Apenas Leo llegó a la empresa, el carro de Rubén se estacionó justo detrás del suyo. Leo le dedicó un gesto burlón y, cuando se disponía a subir, reconoció a una figura familiar que lo tomó por sorpresa.
—¿Tú qué haces aquí?
Alfredo sonrió.
—Lamento decepcionarte, pero no vine a buscarte. Hoy tengo una cita con el presidente de la empresa.
—¿Ah, sí? ¿Conmigo? —intervino Rubén—. Entonces debe de ser por trabajo. Pasa, por favor.
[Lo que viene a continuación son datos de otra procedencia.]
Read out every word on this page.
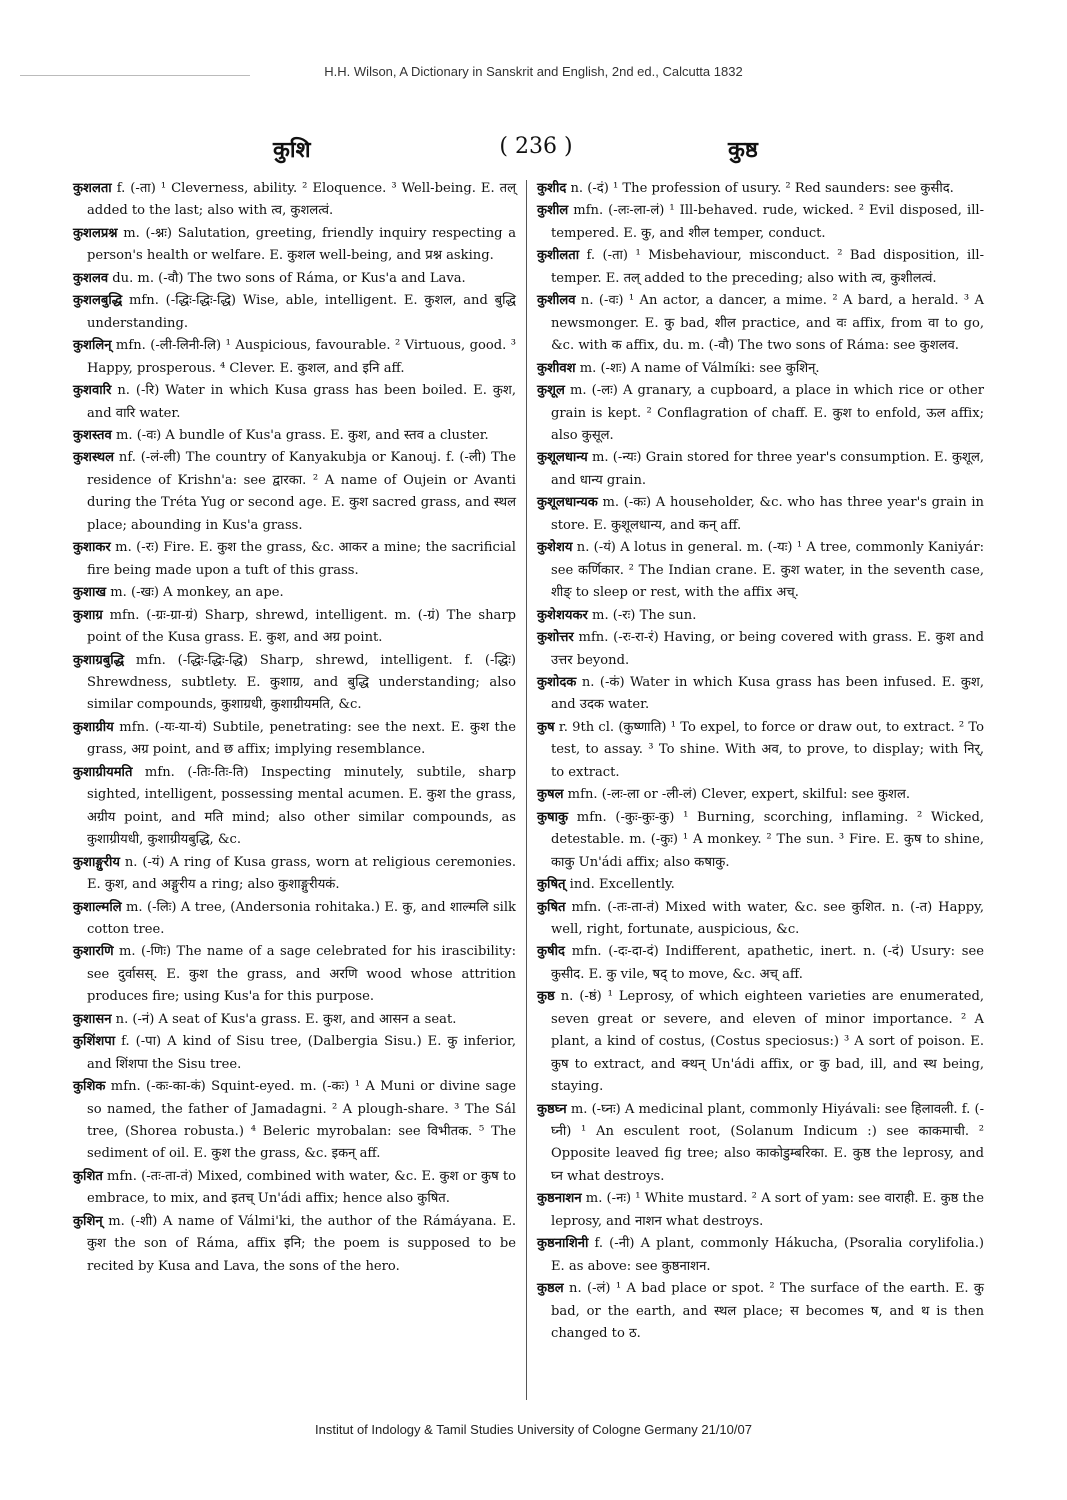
H.H. Wilson, A Dictionary in Sanskrit and English, 2nd ed., Calcutta 1832
कुशि	( 236 )	कुष्ठ
कुशलता f. (-ता) ¹ Cleverness, ability. ² Eloquence. ³ Well-being. E. तल् added to the last; also with त्व, कुशलत्वं.
कुशलप्रश्न m. (-श्नः) Salutation, greeting, friendly inquiry respecting a person's health or welfare. E. कुशल well-being, and प्रश्न asking.
कुशलव du. m. (-वौ) The two sons of Ráma, or Kus'a and Lava.
कुशलबुद्धि mfn. (-द्धिः-द्धिः-द्धि) Wise, able, intelligent. E. कुशल, and बुद्धि understanding.
कुशलिन् mfn. (-ली-लिनी-लि) ¹ Auspicious, favourable. ² Virtuous, good. ³ Happy, prosperous. ⁴ Clever. E. कुशल, and इनि aff.
कुशवारि n. (-रि) Water in which Kusa grass has been boiled. E. कुश, and वारि water.
कुशस्तव m. (-वः) A bundle of Kus'a grass. E. कुश, and स्तव a cluster.
कुशस्थल nf. (-लं-ली) The country of Kanyakubja or Kanouj. f. (-ली) The residence of Krishn'a: see द्वारका. ² A name of Oujein or Avanti during the Tréta Yug or second age. E. कुश sacred grass, and स्थल place; abounding in Kus'a grass.
कुशाकर m. (-रः) Fire. E. कुश the grass, &c. आकर a mine; the sacrificial fire being made upon a tuft of this grass.
कुशाख m. (-खः) A monkey, an ape.
कुशाग्र mfn. (-ग्रः-ग्रा-ग्रं) Sharp, shrewd, intelligent. m. (-ग्रं) The sharp point of the Kusa grass. E. कुश, and अग्र point.
कुशाग्रबुद्धि mfn. (-द्धिः-द्धिः-द्धि) Sharp, shrewd, intelligent. f. (-द्धिः) Shrewdness, subtlety. E. कुशाग्र, and बुद्धि understanding; also similar compounds, कुशाग्रधी, कुशाग्रीयमति, &c.
कुशाग्रीय mfn. (-यः-या-यं) Subtile, penetrating: see the next. E. कुश the grass, अग्र point, and छ affix; implying resemblance.
कुशाग्रीयमति mfn. (-तिः-तिः-ति) Inspecting minutely, subtile, sharp sighted, intelligent, possessing mental acumen. E. कुश the grass, अग्रीय point, and मति mind; also other similar compounds, as कुशाग्रीयधी, कुशाग्रीयबुद्धि, &c.
कुशाङ्गुरीय n. (-यं) A ring of Kusa grass, worn at religious ceremonies. E. कुश, and अङ्गुरीय a ring; also कुशाङ्गुरीयकं.
कुशाल्मलि m. (-लिः) A tree, (Andersonia rohitaka.) E. कु, and शाल्मलि silk cotton tree.
कुशारणि m. (-णिः) The name of a sage celebrated for his irascibility: see दुर्वासस्. E. कुश the grass, and अरणि wood whose attrition produces fire; using Kus'a for this purpose.
कुशासन n. (-नं) A seat of Kus'a grass. E. कुश, and आसन a seat.
कुशिंशपा f. (-पा) A kind of Sisu tree, (Dalbergia Sisu.) E. कु inferior, and शिंशपा the Sisu tree.
कुशिक mfn. (-कः-का-कं) Squint-eyed. m. (-कः) ¹ A Muni or divine sage so named, the father of Jamadagni. ² A plough-share. ³ The Sál tree, (Shorea robusta.) ⁴ Beleric myrobalan: see विभीतक. ⁵ The sediment of oil. E. कुश the grass, &c. इकन् aff.
कुशित mfn. (-तः-ता-तं) Mixed, combined with water, &c. E. कुश or कुष to embrace, to mix, and इतच् Un'ádi affix; hence also कुषित.
कुशिन् m. (-शी) A name of Válmi'ki, the author of the Rámáyana. E. कुश the son of Ráma, affix इनि; the poem is supposed to be recited by Kusa and Lava, the sons of the hero.
कुशीद n. (-दं) ¹ The profession of usury. ² Red saunders: see कुसीद.
कुशील mfn. (-लः-ला-लं) ¹ Ill-behaved. rude, wicked. ² Evil disposed, ill-tempered. E. कु, and शील temper, conduct.
कुशीलता f. (-ता) ¹ Misbehaviour, misconduct. ² Bad disposition, ill-temper. E. तल् added to the preceding; also with त्व, कुशीलत्वं.
कुशीलव n. (-वः) ¹ An actor, a dancer, a mime. ² A bard, a herald. ³ A newsmonger. E. कु bad, शील practice, and वः affix, from वा to go, &c. with क affix, du. m. (-वौ) The two sons of Ráma: see कुशलव.
कुशीवश m. (-शः) A name of Válmíki: see कुशिन्.
कुशूल m. (-लः) A granary, a cupboard, a place in which rice or other grain is kept. ² Conflagration of chaff. E. कुश to enfold, ऊल affix; also कुसूल.
कुशूलधान्य m. (-न्यः) Grain stored for three year's consumption. E. कुशूल, and धान्य grain.
कुशूलधान्यक m. (-कः) A householder, &c. who has three year's grain in store. E. कुशूलधान्य, and कन् aff.
कुशेशय n. (-यं) A lotus in general. m. (-यः) ¹ A tree, commonly Kaniyár: see कर्णिकार. ² The Indian crane. E. कुश water, in the seventh case, शीङ् to sleep or rest, with the affix अच्.
कुशेशयकर m. (-रः) The sun.
कुशोत्तर mfn. (-रः-रा-रं) Having, or being covered with grass. E. कुश and उत्तर beyond.
कुशोदक n. (-कं) Water in which Kusa grass has been infused. E. कुश, and उदक water.
कुष r. 9th cl. (कुष्णाति) ¹ To expel, to force or draw out, to extract. ² To test, to assay. ³ To shine. With अव, to prove, to display; with निर्, to extract.
कुषल mfn. (-लः-ला or -ली-लं) Clever, expert, skilful: see कुशल.
कुषाकु mfn. (-कुः-कुः-कु) ¹ Burning, scorching, inflaming. ² Wicked, detestable. m. (-कुः) ¹ A monkey. ² The sun. ³ Fire. E. कुष to shine, काकु Un'ádi affix; also कषाकु.
कुषित् ind. Excellently.
कुषित mfn. (-तः-ता-तं) Mixed with water, &c. see कुशित. n. (-त) Happy, well, right, fortunate, auspicious, &c.
कुषीद mfn. (-दः-दा-दं) Indifferent, apathetic, inert. n. (-दं) Usury: see कुसीद. E. कु vile, षद् to move, &c. अच् aff.
कुष्ठ n. (-ष्ठं) ¹ Leprosy, of which eighteen varieties are enumerated, seven great or severe, and eleven of minor importance. ² A plant, a kind of costus, (Costus speciosus:) ³ A sort of poison. E. कुष to extract, and क्थन् Un'ádi affix, or कु bad, ill, and स्थ being, staying.
कुष्ठघ्न m. (-घ्नः) A medicinal plant, commonly Hiyávali: see हिलावली. f. (-घ्नी) ¹ An esculent root, (Solanum Indicum :) see काकमाची. ² Opposite leaved fig tree; also काकोडुम्बरिका. E. कुष्ठ the leprosy, and घ्न what destroys.
कुष्ठनाशन m. (-नः) ¹ White mustard. ² A sort of yam: see वाराही. E. कुष्ठ the leprosy, and नाशन what destroys.
कुष्ठनाशिनी f. (-नी) A plant, commonly Hákucha, (Psoralia corylifolia.) E. as above: see कुष्ठनाशन.
कुष्ठल n. (-लं) ¹ A bad place or spot. ² The surface of the earth. E. कु bad, or the earth, and स्थल place; स becomes ष, and थ is then changed to ठ.
Institut of Indology & Tamil Studies University of Cologne Germany 21/10/07
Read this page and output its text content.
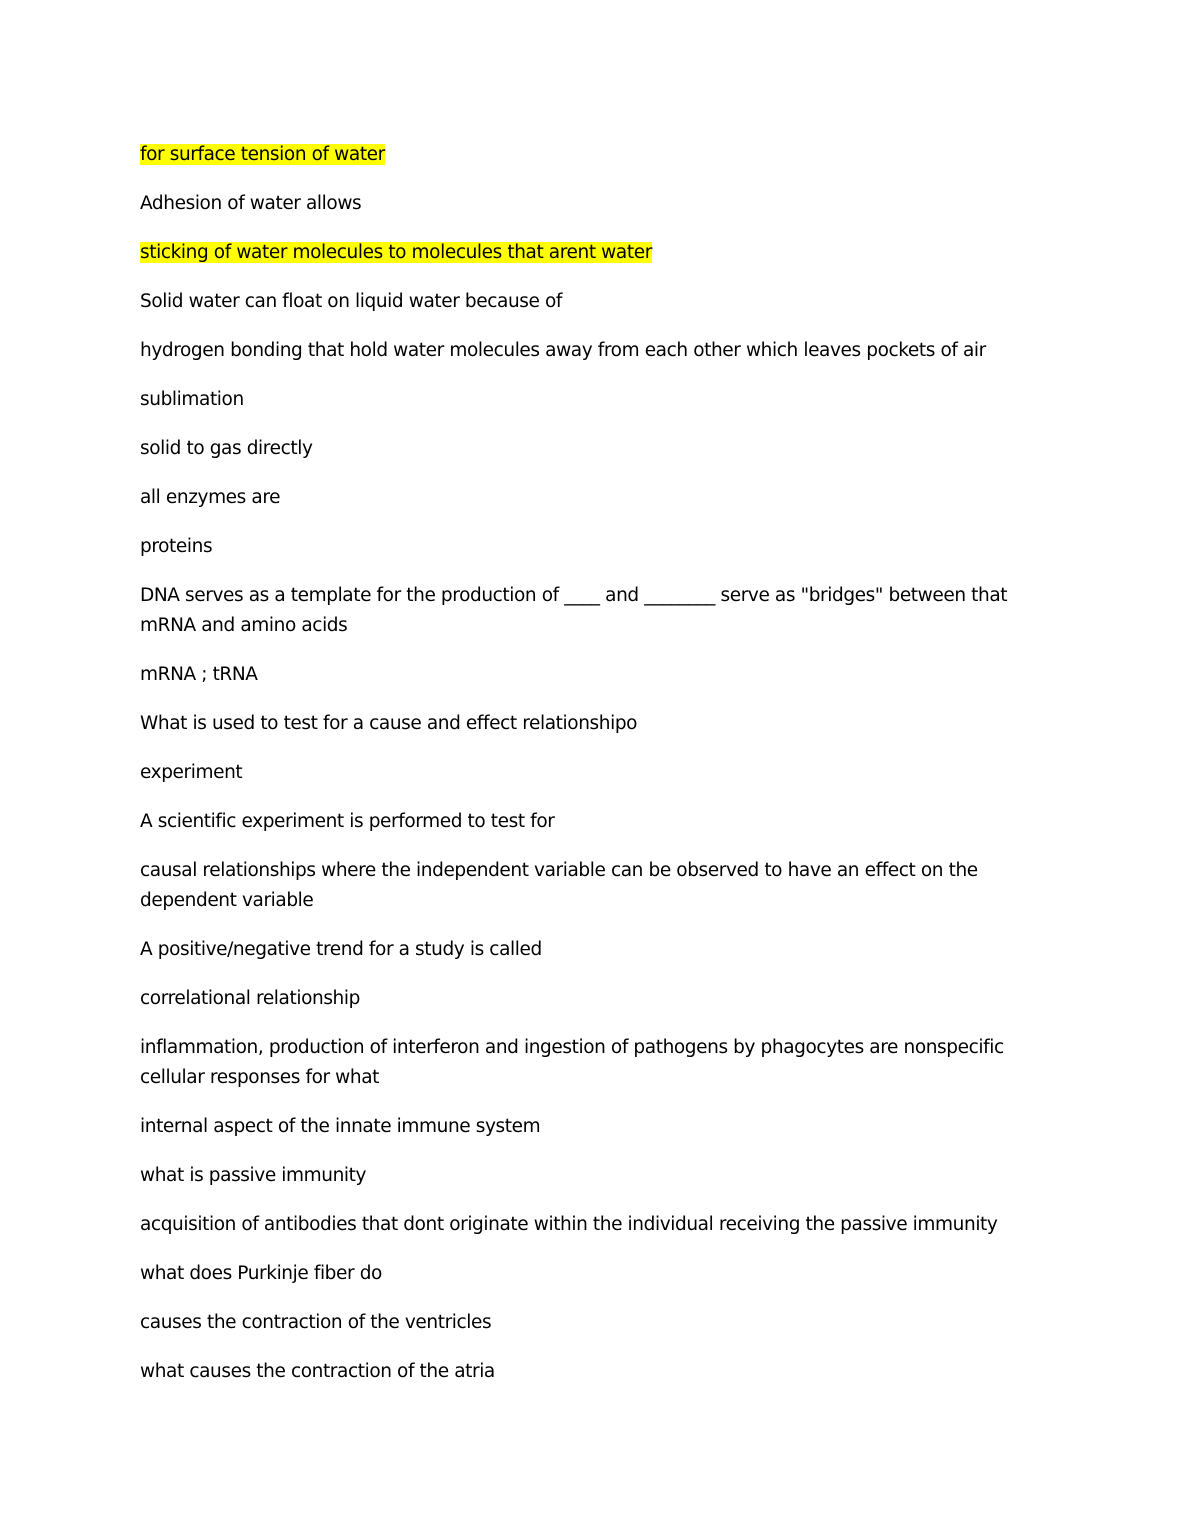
for surface tension of water

Adhesion of water allows

sticking of water molecules to molecules that arent water

Solid water can float on liquid water because of

hydrogen bonding that hold water molecules away from each other which leaves pockets of air

sublimation

solid to gas directly

all enzymes are

proteins

DNA serves as a template for the production of ____ and ________ serve as "bridges" between that mRNA and amino acids

mRNA ; tRNA

What is used to test for a cause and effect relationshipo

experiment

A scientific experiment is performed to test for

causal relationships where the independent variable can be observed to have an effect on the dependent variable

A positive/negative trend for a study is called

correlational relationship

inflammation, production of interferon and ingestion of pathogens by phagocytes are nonspecific cellular responses for what

internal aspect of the innate immune system

what is passive immunity

acquisition of antibodies that dont originate within the individual receiving the passive immunity

what does Purkinje fiber do

causes the contraction of the ventricles

what causes the contraction of the atria
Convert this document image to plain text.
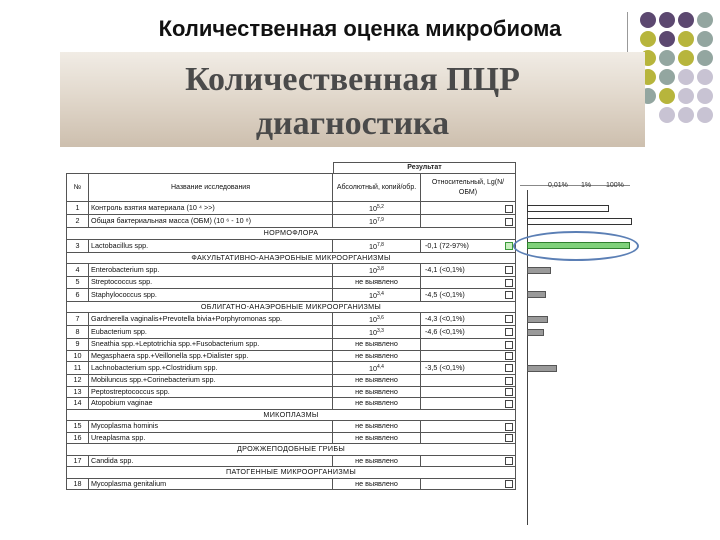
Количественная оценка микробиома
Количественная ПЦР
диагностика
Результат
№	Название исследования	Абсолютный, копий/обр.	Относительный, Lg(N/ОБМ)
1	Контроль взятия материала (10 ⁴ >>)	10$^{5,2}$	

2	Общая бактериальная масса (ОБМ) (10 ⁶ - 10 ⁸)	10$^{7,9}$	

НОРМОФЛОРА			
3	Lactobacillus spp.	10$^{7,8}$	-0,1 (72-97%)

ФАКУЛЬТАТИВНО-АНАЭРОБНЫЕ МИКРООРГАНИЗМЫ			
4	Enterobacterium spp.	10$^{3,8}$	-4,1 (<0,1%)

5	Streptococcus spp.	не выявлено	

6	Staphylococcus spp.	10$^{3,4}$	-4,5 (<0,1%)

ОБЛИГАТНО-АНАЭРОБНЫЕ МИКРООРГАНИЗМЫ			
7	Gardnerella vaginalis+Prevotella bivia+Porphyromonas spp.	10$^{3,6}$	-4,3 (<0,1%)

8	Eubacterium spp.	10$^{3,3}$	-4,6 (<0,1%)

9	Sneathia spp.+Leptotrichia spp.+Fusobacterium spp.	не выявлено	

10	Megasphaera spp.+Veillonella spp.+Dialister spp.	не выявлено	

11	Lachnobacterium spp.+Clostridium spp.	10$^{4,4}$	-3,5 (<0,1%)

12	Mobiluncus spp.+Corinebacterium spp.	не выявлено	

13	Peptostreptococcus spp.	не выявлено	

14	Atopobium vaginae	не выявлено	

МИКОПЛАЗМЫ			
15	Mycoplasma hominis	не выявлено	

16	Ureaplasma spp.	не выявлено	

ДРОЖЖЕПОДОБНЫЕ ГРИБЫ			
17	Candida spp.	не выявлено	

ПАТОГЕННЫЕ МИКРООРГАНИЗМЫ			
18	Mycoplasma genitalium	не выявлено	
0,01% 1% 100%
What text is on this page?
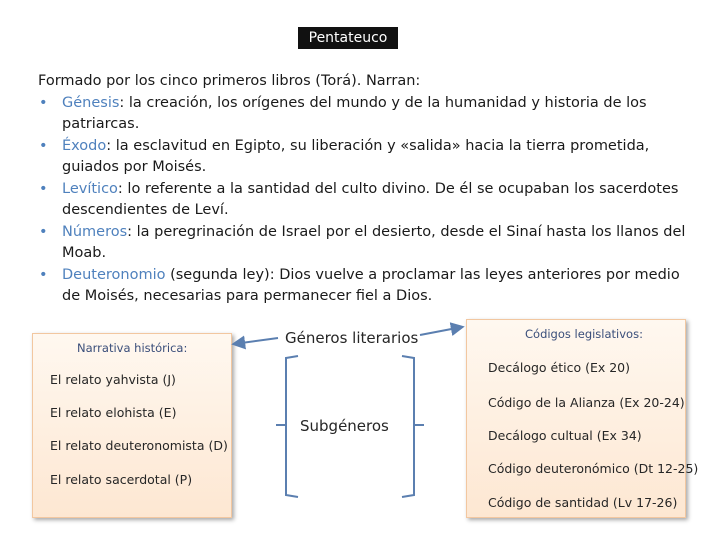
Pentateuco
Formado por los cinco primeros libros (Torá). Narran:
• Génesis: la creación, los orígenes del mundo y de la humanidad y historia de los patriarcas.
• Éxodo: la esclavitud en Egipto, su liberación y «salida» hacia la tierra prometida, guiados por Moisés.
• Levítico: lo referente a la santidad del culto divino. De él se ocupaban los sacerdotes descendientes de Leví.
• Números: la peregrinación de Israel por el desierto, desde el Sinaí hasta los llanos del Moab.
• Deuteronomio (segunda ley): Dios vuelve a proclamar las leyes anteriores por medio de Moisés, necesarias para permanecer fiel a Dios.
Narrativa histórica:
El relato yahvista (J)
El relato elohista (E)
El relato deuteronomista (D)
El relato sacerdotal (P)
Códigos legislativos:
Decálogo ético (Ex 20)
Código de la Alianza (Ex 20-24)
Decálogo cultual (Ex 34)
Código deuteronómico (Dt 12-25)
Código de santidad (Lv 17-26)
Géneros literarios
Subgéneros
—Claro. Con permiso. —Alfredo apartó a Leo con un leve empujón y siguió a Rubén hacia el elevador.
—Oye, tú, ojos de alcancía, ni se te ocurra meterle ideas raras a Rubén, ¿me oyes? —Leo se apresuró para entrar también al elevador y, al pasar, le dio un empujón deliberado a Alfredo, quien le lanzó una mirada asesina antes de hacerse a un lado.
A Rubén le pareció un poco gracioso. Ambos eran adultos, pero seguían actuando como niños, siempre enfrascados en sus pleitos infantiles. Parecía que nunca se cansaban.